My first day at the Digital Humanities at Oxford Summer School, which has been intense but very productive.

This morning’s introductory lecture by Dr Victoria Van Hyning on crowdsourcing initiatives and the rise of ‘citizen humanities’ really emphasised the combination of the digital tools and interfaces and human processing power for large-scale projects that benefit from the human intervention, such as transcription where the optical character recognition is limited or prone to error in manuscript. We were introduced to the global Zooniverse initiative, and the ways in which arts and humanities collections can become part of this work, which not only improves accessibility, but is also about building legacy tools for further research activity and teaching within and beyond the academy. 

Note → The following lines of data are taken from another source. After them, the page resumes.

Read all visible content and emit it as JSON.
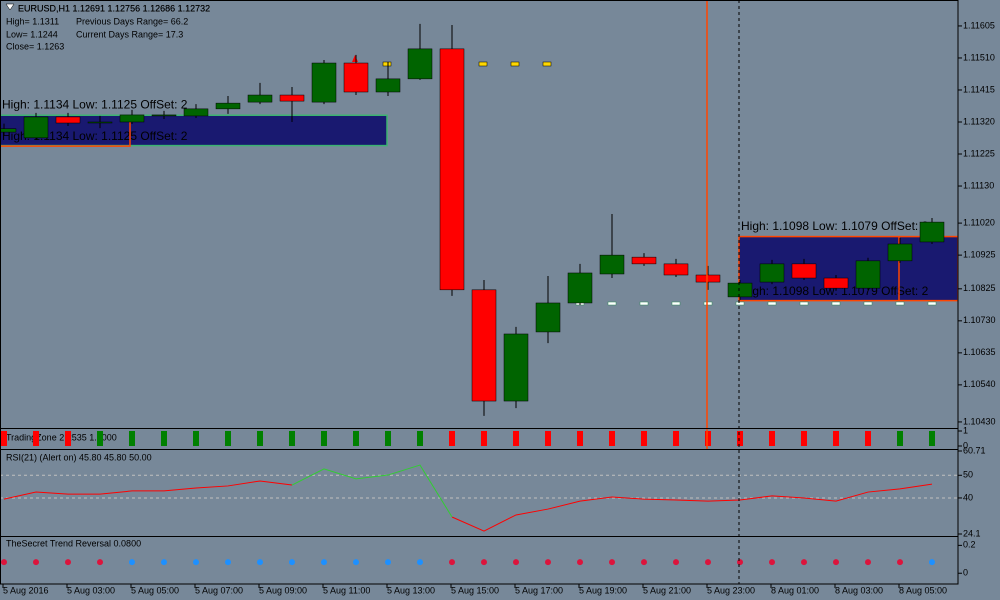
{
  "chart_data": [
    {
      "type": "candlestick",
      "title": "EURUSD,H1  1.12691 1.12756 1.12686 1.12732",
      "annotations": [
        "High= 1.1311",
        "Previous Days Range= 66.2",
        "Low= 1.1244",
        "Current Days Range= 17.3",
        "Close= 1.1263"
      ],
      "categories": [
        "5 Aug 2016",
        null,
        "5 Aug 03:00",
        null,
        "5 Aug 05:00",
        null,
        "5 Aug 07:00",
        null,
        "5 Aug 09:00",
        null,
        "5 Aug 11:00",
        null,
        "5 Aug 13:00",
        null,
        "5 Aug 15:00",
        null,
        "5 Aug 17:00",
        null,
        "5 Aug 19:00",
        null,
        "5 Aug 21:00",
        null,
        "5 Aug 23:00",
        null,
        "8 Aug 01:00",
        null,
        "8 Aug 03:00",
        null,
        "8 Aug 05:00",
        null
      ],
      "open": [
        1.1129,
        1.11273,
        1.11335,
        1.1132,
        1.1132,
        1.11338,
        1.11338,
        1.11359,
        1.11379,
        1.114,
        1.11379,
        1.11495,
        1.11409,
        1.11448,
        1.11537,
        1.10822,
        1.10492,
        1.10697,
        1.10783,
        1.10869,
        1.10919,
        1.10899,
        1.10866,
        1.10801,
        1.10845,
        1.10899,
        1.10857,
        1.10827,
        1.10908,
        1.10964
      ],
      "high": [
        1.11315,
        1.11347,
        1.11347,
        1.11338,
        1.11356,
        1.11353,
        1.11373,
        1.11397,
        1.11436,
        1.11424,
        1.11504,
        1.11519,
        1.11498,
        1.11611,
        1.11608,
        1.10851,
        1.10712,
        1.10863,
        1.10899,
        1.11047,
        1.10931,
        1.10914,
        1.10893,
        1.10851,
        1.10911,
        1.10914,
        1.10866,
        1.10917,
        1.10976,
        1.11035
      ],
      "low": [
        1.1128,
        1.11267,
        1.11308,
        1.11302,
        1.11314,
        1.11329,
        1.11332,
        1.11344,
        1.11373,
        1.1132,
        1.11373,
        1.114,
        1.11397,
        1.11445,
        1.10804,
        1.10448,
        1.10471,
        1.10664,
        1.10777,
        1.10857,
        1.10893,
        1.1086,
        1.10822,
        1.10792,
        1.10839,
        1.10851,
        1.10819,
        1.10822,
        1.10902,
        1.10958
      ],
      "close": [
        1.113,
        1.11335,
        1.11317,
        1.1132,
        1.11341,
        1.11341,
        1.11359,
        1.11376,
        1.114,
        1.11382,
        1.11495,
        1.11409,
        1.11448,
        1.11537,
        1.10822,
        1.10492,
        1.10691,
        1.10783,
        1.10872,
        1.10925,
        1.10899,
        1.10866,
        1.10845,
        1.10842,
        1.10899,
        1.10857,
        1.10827,
        1.10908,
        1.10958,
        1.11023
      ],
      "up_color": "#006400",
      "down_color": "#ff0000",
      "zones": [
        {
          "text": "High: 1.1134  Low: 1.1125  OffSet: 2",
          "high": 1.1134,
          "low": 1.1125
        },
        {
          "text": "High: 1.1098  Low: 1.1079  OffSet: 2",
          "high": 1.1098,
          "low": 1.1079
        }
      ],
      "zone_color": "#191970",
      "ylim": [
        1.10412,
        1.11682
      ],
      "yticks": [
        1.11605,
        {
          "value": 1.1151,
          "label": "1.11510"
        },
        1.11415,
        {
          "value": 1.1132,
          "label": "1.11320"
        },
        1.11225,
        {
          "value": 1.1113,
          "label": "1.11130"
        },
        {
          "value": 1.1102,
          "label": "1.11020"
        },
        1.10925,
        1.10825,
        {
          "value": 1.1073,
          "label": "1.10730"
        },
        1.10635,
        {
          "value": 1.1054,
          "label": "1.10540"
        },
        {
          "value": 1.1043,
          "label": "1.10430"
        }
      ]
    },
    {
      "type": "bar",
      "title": "TradingZone 2.2535 1.0000",
      "values": [
        1,
        1,
        1,
        1,
        1,
        1,
        1,
        1,
        1,
        1,
        1,
        1,
        1,
        1,
        1,
        1,
        1,
        1,
        1,
        1,
        1,
        1,
        1,
        1,
        1,
        1,
        1,
        1,
        1,
        1
      ],
      "colors": [
        "#ff0000",
        "#ff0000",
        "#ff0000",
        "#008000",
        "#008000",
        "#008000",
        "#008000",
        "#008000",
        "#008000",
        "#008000",
        "#008000",
        "#008000",
        "#008000",
        "#008000",
        "#ff0000",
        "#ff0000",
        "#ff0000",
        "#ff0000",
        "#ff0000",
        "#ff0000",
        "#ff0000",
        "#ff0000",
        "#ff0000",
        "#ff0000",
        "#ff0000",
        "#ff0000",
        "#ff0000",
        "#ff0000",
        "#008000",
        "#008000"
      ],
      "ylim": [
        0,
        1
      ],
      "yticks": [
        0,
        1
      ]
    },
    {
      "type": "line",
      "title": "RSI(21) (Alert on) 45.80 45.80 50.00",
      "series": [
        {
          "color": "#ff0000",
          "values": [
            39.5,
            42.6,
            41.7,
            41.7,
            43.1,
            43.1,
            44.4,
            45.3,
            47.5,
            45.7,
            null,
            null,
            null,
            null,
            31.6,
            25.4,
            32.5,
            35.1,
            38.6,
            40.4,
            39.5,
            39.1,
            38.6,
            39.1,
            40.9,
            40.0,
            38.6,
            42.6,
            44.0,
            46.1
          ]
        },
        {
          "color": "#32cd32",
          "values": [
            null,
            null,
            null,
            null,
            null,
            null,
            null,
            null,
            null,
            45.7,
            52.8,
            48.4,
            50.1,
            54.5,
            31.6,
            null,
            null,
            null,
            null,
            null,
            null,
            null,
            null,
            null,
            null,
            null,
            null,
            null,
            null,
            null
          ]
        }
      ],
      "levels": [
        50,
        40
      ],
      "ylim": [
        24.1,
        60.71
      ],
      "yticks": [
        60.71,
        50,
        40,
        24.1
      ]
    },
    {
      "type": "dots",
      "title": "TheSecret Trend Reversal 0.0800",
      "values": [
        0.08,
        0.08,
        0.08,
        0.08,
        0.08,
        0.08,
        0.08,
        0.08,
        0.08,
        0.08,
        0.08,
        0.08,
        0.08,
        0.08,
        0.08,
        0.08,
        0.08,
        0.08,
        0.08,
        0.08,
        0.08,
        0.08,
        0.08,
        0.08,
        0.08,
        0.08,
        0.08,
        0.08,
        0.08,
        0.08
      ],
      "colors": [
        "#dc143c",
        "#dc143c",
        "#dc143c",
        "#dc143c",
        "#1e90ff",
        "#1e90ff",
        "#1e90ff",
        "#1e90ff",
        "#1e90ff",
        "#1e90ff",
        "#1e90ff",
        "#1e90ff",
        "#1e90ff",
        "#1e90ff",
        "#dc143c",
        "#dc143c",
        "#dc143c",
        "#dc143c",
        "#dc143c",
        "#dc143c",
        "#dc143c",
        "#dc143c",
        "#dc143c",
        "#dc143c",
        "#dc143c",
        "#dc143c",
        "#dc143c",
        "#dc143c",
        "#dc143c",
        "#1e90ff"
      ],
      "ylim": [
        -0.07,
        0.26
      ],
      "yticks": [
        0,
        0.2
      ]
    }
  ]
}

I am enrolled on the ‘Hands-On Data Curation’ strand of the Summer School, which is led by the brilliant Elizabeth Wickes and Katrina Fenlon from School of Information Sciences at the University of Illinois at Urbana-Champaign. Although I have had general introductions to data processing before, as this something that we have been teaching on the Arts and Humanities in the Digital Age programme with our Consortium, there has been an advantage to spending longer today considering the workflow implications on dealing with data. At the end of the day produced a short piece of freewriting (7 minutes) to gather our thoughts (there is probably too much content to reiterate in this blog post).

One of the most important issues that struck me was the implications for pedagogy in the digital humanities, particularly around reinforcing the responsibility that comes with data curation. As my role is to support postgraduate research students, I have often noticed that we have become very goal-oriented in our consideration of the PhD (there has to be an impressive output), and for the digital humanities this might also take the form of a dataset or method and tools that others would use.

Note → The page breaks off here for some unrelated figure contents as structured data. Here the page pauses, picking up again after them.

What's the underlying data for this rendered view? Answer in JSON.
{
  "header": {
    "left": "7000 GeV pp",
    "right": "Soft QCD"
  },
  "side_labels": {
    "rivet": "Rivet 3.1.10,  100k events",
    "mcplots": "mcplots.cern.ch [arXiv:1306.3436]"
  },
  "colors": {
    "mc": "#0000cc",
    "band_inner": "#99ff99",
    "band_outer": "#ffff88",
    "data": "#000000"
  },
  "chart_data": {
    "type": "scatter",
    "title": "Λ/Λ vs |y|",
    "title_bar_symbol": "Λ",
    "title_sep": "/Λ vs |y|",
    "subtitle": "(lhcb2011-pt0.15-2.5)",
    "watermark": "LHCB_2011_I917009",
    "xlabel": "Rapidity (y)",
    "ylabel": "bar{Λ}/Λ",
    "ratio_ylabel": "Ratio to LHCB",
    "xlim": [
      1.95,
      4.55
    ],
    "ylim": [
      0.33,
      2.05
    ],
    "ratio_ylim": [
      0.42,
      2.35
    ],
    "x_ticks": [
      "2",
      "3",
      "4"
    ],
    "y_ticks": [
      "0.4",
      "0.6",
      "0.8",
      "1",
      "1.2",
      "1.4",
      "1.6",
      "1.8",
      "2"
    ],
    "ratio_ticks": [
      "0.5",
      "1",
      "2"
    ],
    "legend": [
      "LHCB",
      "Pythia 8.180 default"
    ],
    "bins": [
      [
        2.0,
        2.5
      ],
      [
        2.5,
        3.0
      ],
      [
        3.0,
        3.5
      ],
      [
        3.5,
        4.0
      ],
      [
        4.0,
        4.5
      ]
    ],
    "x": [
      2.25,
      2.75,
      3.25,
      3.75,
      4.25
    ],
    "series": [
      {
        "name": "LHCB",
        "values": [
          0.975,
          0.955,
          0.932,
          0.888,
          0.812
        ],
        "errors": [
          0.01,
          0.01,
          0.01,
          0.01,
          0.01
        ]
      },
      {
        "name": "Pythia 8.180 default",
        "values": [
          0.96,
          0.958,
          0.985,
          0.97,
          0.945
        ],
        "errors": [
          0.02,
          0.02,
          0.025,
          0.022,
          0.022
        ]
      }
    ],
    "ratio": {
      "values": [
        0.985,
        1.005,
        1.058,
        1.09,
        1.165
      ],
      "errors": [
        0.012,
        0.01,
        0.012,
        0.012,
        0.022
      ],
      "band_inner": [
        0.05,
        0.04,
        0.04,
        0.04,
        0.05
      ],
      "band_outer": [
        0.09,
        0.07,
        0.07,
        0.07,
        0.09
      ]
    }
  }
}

What I have learnt today, is to look more closely at the different representations that we generate through data, and what these representations means for other communities of users.

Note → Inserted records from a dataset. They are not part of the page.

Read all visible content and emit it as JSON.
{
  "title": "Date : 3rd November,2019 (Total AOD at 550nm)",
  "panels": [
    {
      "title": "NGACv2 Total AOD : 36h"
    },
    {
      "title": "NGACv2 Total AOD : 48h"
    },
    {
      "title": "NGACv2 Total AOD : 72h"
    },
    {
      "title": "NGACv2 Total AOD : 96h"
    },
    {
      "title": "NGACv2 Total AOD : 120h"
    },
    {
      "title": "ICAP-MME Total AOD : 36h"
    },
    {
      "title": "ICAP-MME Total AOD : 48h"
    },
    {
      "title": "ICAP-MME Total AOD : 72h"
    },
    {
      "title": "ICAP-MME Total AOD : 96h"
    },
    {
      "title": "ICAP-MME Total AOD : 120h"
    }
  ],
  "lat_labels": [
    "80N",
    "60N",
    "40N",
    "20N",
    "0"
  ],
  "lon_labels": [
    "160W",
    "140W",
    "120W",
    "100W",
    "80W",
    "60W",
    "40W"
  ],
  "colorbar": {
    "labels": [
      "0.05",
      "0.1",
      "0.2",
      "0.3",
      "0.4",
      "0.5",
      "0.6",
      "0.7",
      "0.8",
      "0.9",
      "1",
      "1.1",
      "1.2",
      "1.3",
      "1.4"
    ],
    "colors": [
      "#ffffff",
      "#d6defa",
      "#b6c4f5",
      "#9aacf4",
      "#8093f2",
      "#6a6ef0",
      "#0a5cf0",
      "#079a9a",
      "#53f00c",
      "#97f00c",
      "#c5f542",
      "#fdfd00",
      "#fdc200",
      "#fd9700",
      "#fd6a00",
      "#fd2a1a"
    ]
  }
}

The most challenging activity, which in some ways seemed simple, was to examine an Excel spreadsheet of ‘messy’ data and try to come up with a structure in the form of headers that we could agree on that would capture the data most effectively. The fact that it was so difficult to agree on ways of representing an individual’s name, how to treat dates, when the raw data were so varied and incomplete made us realise just how important it is to develop clear questions and purposes for your data - to better understand it before doing anything with it.

For research students entering the world of digital humanities, there is great value in exploring different ways of structuring data - different models - all with different possibilities and limitations. The key is being able to document these and come to a decision without succumbing to a sort of paralysis, always thinking ‘Is this the right approach to take?’

Exploration, experimentation, documentation and reflection may be vital in helping digital humanists to have a more secure footing in the shifting sands of digital academe, and also in maintaining an openness not just in terms of data, but also attitude - a curiosity that is so vital to take work forward, rather than shutting down possibilities.

It is now time to sign off. We are going to the welcome drinks at the Weston Library, and will be treated to the research posters!